Chapter 34 — Key Takeaways

The big idea

Analytics (OLAP) and running an app (OLTP) are different jobs with opposite needs. A data warehouse is a separate, analytics-optimized database — denormalized, read/aggregation-optimized, often columnar — fed from OLTP via ETL/ELT.

OLTP vs OLAP

OLTP OLAP (warehouse)
Workload many small reads/writes few huge aggregating reads
Schema normalized (Part III) denormalized (star)
Storage row-oriented column-oriented
Optimized for write integrity, low latency read/aggregation over history

Don't mix them on one database under load — analytics starves transactions. (Case Study 2: a dashboard query took down checkout; fixed with a read replica → warehouse.)

The star schema

  • Fact table — the measurements/events at a defined grain (one row = ?); numeric measures + foreign keys to dimensions. Huge but narrow.
  • Dimension tables — descriptive context to slice by (date, product, customer…); small, denormalized (flatten product→category→department into one table).
  • Date dimension — almost always present; pre-computed year/quarter/month/etc. for clean time slicing.
  • Analytical queries are all "measures from the fact, sliced by dimension attributes, grouped, aggregated."
  • Fact grain is the foundational decision. (Case Study 1.)

Snowflake & SCD

  • Snowflake = normalized dimensions (more joins; star usually preferred).
  • Slowly Changing Dimensions: Type 1 (overwrite), Type 2 (versioned history with validity dates — most common), Type 3 (previous-value). Type 2 preserves "as it was."

Storage & tools

  • Columnar storage → aggregating a few columns over billions of rows reads far less I/O and compresses well (why analytical DBs are columnar — Chapter 28).
  • Modern warehouses: Snowflake, BigQuery, Redshift, DuckDB, ClickHouse — columnar, SQL-queried, ELT-fed. For small/medium analytics, PostgreSQL/DuckDB may suffice (theme #4).

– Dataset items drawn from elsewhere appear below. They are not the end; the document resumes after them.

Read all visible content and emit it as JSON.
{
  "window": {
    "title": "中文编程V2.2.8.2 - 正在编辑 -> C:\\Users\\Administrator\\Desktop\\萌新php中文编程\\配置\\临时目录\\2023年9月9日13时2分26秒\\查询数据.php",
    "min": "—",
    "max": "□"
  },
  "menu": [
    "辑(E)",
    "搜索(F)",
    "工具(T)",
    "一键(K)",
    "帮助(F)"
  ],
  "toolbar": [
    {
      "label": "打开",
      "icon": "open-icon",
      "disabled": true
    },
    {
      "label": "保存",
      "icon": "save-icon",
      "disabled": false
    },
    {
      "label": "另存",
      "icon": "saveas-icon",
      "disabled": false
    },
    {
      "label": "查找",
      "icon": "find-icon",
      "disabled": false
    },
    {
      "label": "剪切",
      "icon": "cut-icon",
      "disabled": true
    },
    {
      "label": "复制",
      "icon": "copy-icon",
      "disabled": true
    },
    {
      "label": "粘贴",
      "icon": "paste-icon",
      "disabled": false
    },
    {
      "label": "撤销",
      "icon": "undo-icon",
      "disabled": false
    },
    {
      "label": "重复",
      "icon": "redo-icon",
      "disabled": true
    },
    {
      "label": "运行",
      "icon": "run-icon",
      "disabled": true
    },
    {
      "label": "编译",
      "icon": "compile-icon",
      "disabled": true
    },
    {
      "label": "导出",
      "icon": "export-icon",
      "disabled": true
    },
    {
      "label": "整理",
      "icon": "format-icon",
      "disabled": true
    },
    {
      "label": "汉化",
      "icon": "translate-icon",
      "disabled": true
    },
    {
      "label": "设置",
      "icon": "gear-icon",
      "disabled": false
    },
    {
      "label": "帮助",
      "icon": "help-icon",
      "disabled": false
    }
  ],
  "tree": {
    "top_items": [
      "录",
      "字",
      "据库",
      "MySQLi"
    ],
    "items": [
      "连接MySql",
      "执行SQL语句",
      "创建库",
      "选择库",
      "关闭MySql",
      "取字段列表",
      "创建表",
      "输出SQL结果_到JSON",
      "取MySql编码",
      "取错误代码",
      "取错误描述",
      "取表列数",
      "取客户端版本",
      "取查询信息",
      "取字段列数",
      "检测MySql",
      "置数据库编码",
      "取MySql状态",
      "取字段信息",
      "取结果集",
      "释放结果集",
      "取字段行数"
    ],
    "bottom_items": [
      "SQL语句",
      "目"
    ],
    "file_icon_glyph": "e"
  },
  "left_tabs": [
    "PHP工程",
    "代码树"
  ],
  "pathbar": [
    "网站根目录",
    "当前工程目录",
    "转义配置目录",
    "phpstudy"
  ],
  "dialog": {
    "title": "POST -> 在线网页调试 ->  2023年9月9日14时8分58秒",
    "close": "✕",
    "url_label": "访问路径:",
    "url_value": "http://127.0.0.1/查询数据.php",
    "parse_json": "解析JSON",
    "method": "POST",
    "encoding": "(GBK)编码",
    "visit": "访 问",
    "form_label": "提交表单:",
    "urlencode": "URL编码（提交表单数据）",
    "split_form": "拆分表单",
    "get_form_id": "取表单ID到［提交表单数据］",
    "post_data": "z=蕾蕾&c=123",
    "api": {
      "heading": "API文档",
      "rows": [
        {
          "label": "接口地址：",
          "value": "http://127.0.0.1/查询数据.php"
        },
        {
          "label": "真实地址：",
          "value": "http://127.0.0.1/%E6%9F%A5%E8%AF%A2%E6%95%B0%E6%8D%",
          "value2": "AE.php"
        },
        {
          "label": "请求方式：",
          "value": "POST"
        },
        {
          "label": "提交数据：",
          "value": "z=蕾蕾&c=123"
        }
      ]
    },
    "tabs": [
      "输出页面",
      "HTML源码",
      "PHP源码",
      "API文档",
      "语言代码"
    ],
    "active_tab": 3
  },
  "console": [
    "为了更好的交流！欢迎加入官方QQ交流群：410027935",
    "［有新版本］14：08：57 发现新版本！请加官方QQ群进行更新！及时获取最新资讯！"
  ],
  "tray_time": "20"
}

Denormalization is the norm here

Chapter 20 vindicated: warehouses denormalize by default because the workload (batch-loaded, read/aggregation-heavy) makes it correct. Design follows workload.

You can now…

  • ☐ Distinguish OLTP/OLAP and why analytics needs a separate database.
  • ☐ Design a star schema and choose the fact grain.
  • ☐ Explain snowflake schemas and SCD strategies.
  • ☐ Explain columnar storage's advantage; name modern warehouses.
  • ☐ Avoid running heavy analytics on the live OLTP database.

Looking ahead

Chapter 35 — Distributed Databases. Scaling across machines: replication, sharding, the CAP theorem, eventual consistency, distributed transactions, and NewSQL.

One sentence to carry forward: Analytics belongs in a separate, denormalized, columnar warehouse modeled as a star schema — design follows workload, so normalize for transactions and denormalize for analysis.